As much as 10-15 % of all farmed salmon smolt does not survive the transition from freshwater to salt water, and this is a great challenge for the Norwegian salmon farming. In the Synchrosmolt project we aim to improve smolt production protocols and innovate breeding strategies to produce salmon that have better health and growth in the sea.
Even though the Atlantic salmon lives in the ocean as adults, their lives start in fresh water. In the wild, salmon spends about 2-5 years in the river before they undergo a physiological transformation called “smoltification”, encompassing changes in metabolism, growth, colouration, and sea water tolerance. Under natural conditions, the timing of this smolting process is regulated by both body size and environmental cues such as water temperature and daylength.
The farmed fish, however, is kept under (often) highly unnatural light and temperature conditions before they are released into sea cages after less than one year. A substantial (10-15%) proportion of these farmed produced smolts develop serious health problems or die.
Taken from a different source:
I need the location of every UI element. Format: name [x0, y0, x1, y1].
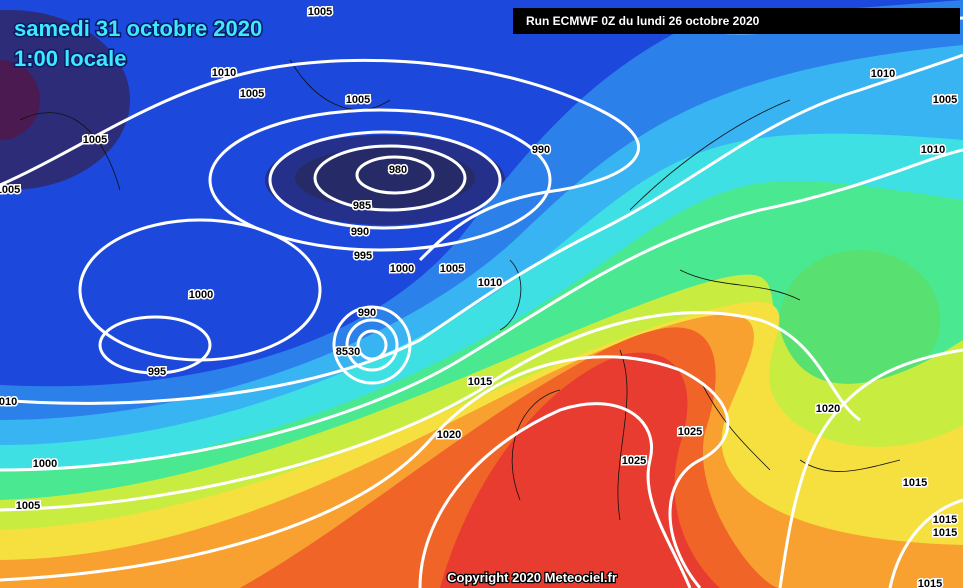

We believe that by optimizing smolt production protocols for farmed salmon we can increase the synchronization of smolting – resulting in more fish being ‘optimally’ prepared for a life in the sea.
Light on / light off?
The project Synchrosmolt – Smolt production protocols and breeding strategies for synchronized smoltification – aims to providing new knowledge about how exposure to variation in daylength during smolt production can affect smolt development. If the project succeed, smolt producers can produce more physiologically uniform population of smolt, which will help improve animal welfare, growth and survival of farmed salmon in the sea water phase.
Can we breed for similar response to light?
On the longer term, the researchers in Synchrosmolt will also investigate if genetic variation in the fish’s response to smoltification regimes can be exploited to breed fish with more synchronised smoltification. The researchers will search for correlations between specific mutations in the genomes and the smolt development timing under different daylength regimes. This work has the potential to result in precise molecular markers which can be used to select for fish that will have a more similar (synchronous) smolt development.
Project information and funding
The Synchrosmolt project is funded by Fiskeri- og havbruksnæringens forskningsfinansiering (FHF), providing a total funding of 15 mill NOK. The project will run for 3 years, starting up January 1st 2020.
Simen Rød Sandve, Associate professor at CIGENE, NMBU, is the project leader and together with Turid Mørkøre they will perform NMBU’s contributions to the project. Other partners are MOWI, Nofima and University of Tromsø.